Pacific Rim Recycling in Benicia recently agreed to install controls to keep the recycling facility’s toxic runoff from polluting San Francisco Bay. Baykeeper brought suit under the Clean Water Act based on Pacific Rim’s reports of tests of its runoff. The testing showed that the facility was releasing high levels of pollutants such as oil, grease, copper, lead, and aluminum into Carquinez Strait, which flows into the Bay.
The company collects and processes recyclable materials from households, businesses, and government agencies, including paper, metal, and electronic waste. Materials are stored outdoors at Pacific Rim, and when rain falls on the materials, it picks up pollutants before flowing off the site and into the strait.
Pacific Rim was extremely cooperative in working with Baykeeper to make improvements at its facility. The company has signed a legally-binding agreement committing to implementing controls that include collecting storm water and treating it onsite. To treat the polluted water, Pacific Rim will build a new biofiltration swale, a channel containing plants and lined with layers of filtering that captures and breaks down pollutants. The company will also sweep the site more frequently, and test its runoff to make sure its pollution is below Clean Water Act levels of concern.

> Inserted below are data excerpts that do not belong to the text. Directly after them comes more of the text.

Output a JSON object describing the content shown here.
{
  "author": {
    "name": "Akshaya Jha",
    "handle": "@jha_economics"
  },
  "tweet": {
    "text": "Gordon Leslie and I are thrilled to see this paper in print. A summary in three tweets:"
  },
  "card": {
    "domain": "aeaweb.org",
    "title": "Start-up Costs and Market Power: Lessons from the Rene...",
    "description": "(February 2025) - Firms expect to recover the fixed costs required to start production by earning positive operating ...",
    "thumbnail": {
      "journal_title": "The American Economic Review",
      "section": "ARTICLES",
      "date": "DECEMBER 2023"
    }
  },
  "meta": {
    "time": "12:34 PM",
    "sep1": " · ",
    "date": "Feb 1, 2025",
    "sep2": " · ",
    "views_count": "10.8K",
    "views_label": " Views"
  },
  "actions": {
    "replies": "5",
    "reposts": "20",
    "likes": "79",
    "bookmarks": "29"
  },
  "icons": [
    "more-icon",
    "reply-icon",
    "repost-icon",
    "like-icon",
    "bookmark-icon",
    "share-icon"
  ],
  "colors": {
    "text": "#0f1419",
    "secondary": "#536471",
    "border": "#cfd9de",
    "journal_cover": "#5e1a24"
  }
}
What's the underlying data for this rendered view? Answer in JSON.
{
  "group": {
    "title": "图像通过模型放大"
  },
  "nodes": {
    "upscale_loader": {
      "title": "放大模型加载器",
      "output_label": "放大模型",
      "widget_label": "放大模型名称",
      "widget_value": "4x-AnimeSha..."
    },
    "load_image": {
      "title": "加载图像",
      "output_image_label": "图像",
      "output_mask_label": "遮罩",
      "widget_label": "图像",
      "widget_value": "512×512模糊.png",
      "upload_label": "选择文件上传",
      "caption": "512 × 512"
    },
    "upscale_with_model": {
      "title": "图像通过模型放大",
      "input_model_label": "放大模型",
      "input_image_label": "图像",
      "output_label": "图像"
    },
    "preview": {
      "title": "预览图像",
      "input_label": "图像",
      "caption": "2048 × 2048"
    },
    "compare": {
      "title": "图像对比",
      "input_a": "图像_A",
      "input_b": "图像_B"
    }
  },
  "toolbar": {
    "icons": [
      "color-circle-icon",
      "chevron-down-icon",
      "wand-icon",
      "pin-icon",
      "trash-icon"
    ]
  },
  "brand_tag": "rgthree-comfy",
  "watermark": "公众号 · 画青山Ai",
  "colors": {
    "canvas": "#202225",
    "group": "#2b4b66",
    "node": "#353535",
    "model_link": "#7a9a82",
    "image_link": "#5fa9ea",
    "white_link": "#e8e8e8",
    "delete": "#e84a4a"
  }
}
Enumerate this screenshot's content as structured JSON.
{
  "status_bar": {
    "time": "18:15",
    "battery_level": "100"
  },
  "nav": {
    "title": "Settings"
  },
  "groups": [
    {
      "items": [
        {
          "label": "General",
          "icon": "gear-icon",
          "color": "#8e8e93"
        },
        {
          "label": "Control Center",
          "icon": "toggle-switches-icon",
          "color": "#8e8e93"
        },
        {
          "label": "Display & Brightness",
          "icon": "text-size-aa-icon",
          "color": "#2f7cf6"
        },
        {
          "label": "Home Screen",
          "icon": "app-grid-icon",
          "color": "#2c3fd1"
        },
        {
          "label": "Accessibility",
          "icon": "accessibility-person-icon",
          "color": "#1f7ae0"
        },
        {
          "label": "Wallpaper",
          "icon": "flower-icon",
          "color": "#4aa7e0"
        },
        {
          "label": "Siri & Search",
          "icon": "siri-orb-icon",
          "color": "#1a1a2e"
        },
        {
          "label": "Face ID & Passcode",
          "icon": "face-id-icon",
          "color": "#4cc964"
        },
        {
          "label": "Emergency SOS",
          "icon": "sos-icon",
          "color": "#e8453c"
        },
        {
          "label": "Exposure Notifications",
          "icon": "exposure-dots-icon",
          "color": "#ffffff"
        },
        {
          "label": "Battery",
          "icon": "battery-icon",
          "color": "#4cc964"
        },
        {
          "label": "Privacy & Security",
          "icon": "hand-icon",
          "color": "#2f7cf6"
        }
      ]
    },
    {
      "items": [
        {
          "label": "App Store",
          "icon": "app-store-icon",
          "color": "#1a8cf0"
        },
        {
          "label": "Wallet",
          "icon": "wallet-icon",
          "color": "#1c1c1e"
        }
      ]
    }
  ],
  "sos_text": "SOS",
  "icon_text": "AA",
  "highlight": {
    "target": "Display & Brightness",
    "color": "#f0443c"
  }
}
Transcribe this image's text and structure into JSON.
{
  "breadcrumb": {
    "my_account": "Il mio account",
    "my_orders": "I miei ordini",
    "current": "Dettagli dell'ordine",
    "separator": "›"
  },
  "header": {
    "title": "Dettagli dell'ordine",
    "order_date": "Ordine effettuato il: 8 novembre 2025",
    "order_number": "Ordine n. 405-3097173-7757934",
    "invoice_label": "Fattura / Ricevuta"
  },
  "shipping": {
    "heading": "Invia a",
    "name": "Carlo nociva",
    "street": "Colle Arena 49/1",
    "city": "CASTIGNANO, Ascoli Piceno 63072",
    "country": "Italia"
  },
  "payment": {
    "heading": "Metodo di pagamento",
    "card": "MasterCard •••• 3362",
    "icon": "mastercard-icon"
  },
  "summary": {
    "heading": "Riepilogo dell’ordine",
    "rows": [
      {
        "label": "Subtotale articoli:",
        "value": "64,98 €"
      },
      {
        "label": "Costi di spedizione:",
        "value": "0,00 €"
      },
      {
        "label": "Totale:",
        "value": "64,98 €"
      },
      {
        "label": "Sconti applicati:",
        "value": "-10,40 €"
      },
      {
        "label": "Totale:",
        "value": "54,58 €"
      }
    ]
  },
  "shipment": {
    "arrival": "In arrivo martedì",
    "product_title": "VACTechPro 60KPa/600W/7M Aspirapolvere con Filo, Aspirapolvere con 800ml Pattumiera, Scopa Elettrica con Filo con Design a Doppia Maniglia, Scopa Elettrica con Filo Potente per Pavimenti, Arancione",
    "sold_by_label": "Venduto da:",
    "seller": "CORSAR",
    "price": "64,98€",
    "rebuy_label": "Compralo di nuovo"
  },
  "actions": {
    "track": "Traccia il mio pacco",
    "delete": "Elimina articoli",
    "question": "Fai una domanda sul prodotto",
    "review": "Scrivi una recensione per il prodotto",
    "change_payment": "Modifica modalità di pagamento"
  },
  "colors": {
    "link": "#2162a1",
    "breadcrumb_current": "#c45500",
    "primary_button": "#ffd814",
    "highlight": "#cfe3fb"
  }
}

Baykeeper has now secured cleanup agreements with ten recycling facilities, including Pacific Rim, that had previously been allowing toxic runoff to pollute of San Francisco Bay. Recycling facilities provide a valuable environmental service by diverting solid waste from landfills. But pollution from the recycling activities, if left unchecked, can undermine the value of what they do.
This agreement with Pacific Rim is the latest victory in Baykeeper's Bay-Safe Industry Campaign. The campaign targets the widespread problem of illegal runoff that flows into San Francisco Bay from most of the Bay Area’s 1,300 industrial facilities. In addition to legal action against Pacific Rim and other facilities found to be significantly polluting the Bay, the campaign includes outreach and education to industrial facilities, and advocacy to strengthen controls on industrial storm water.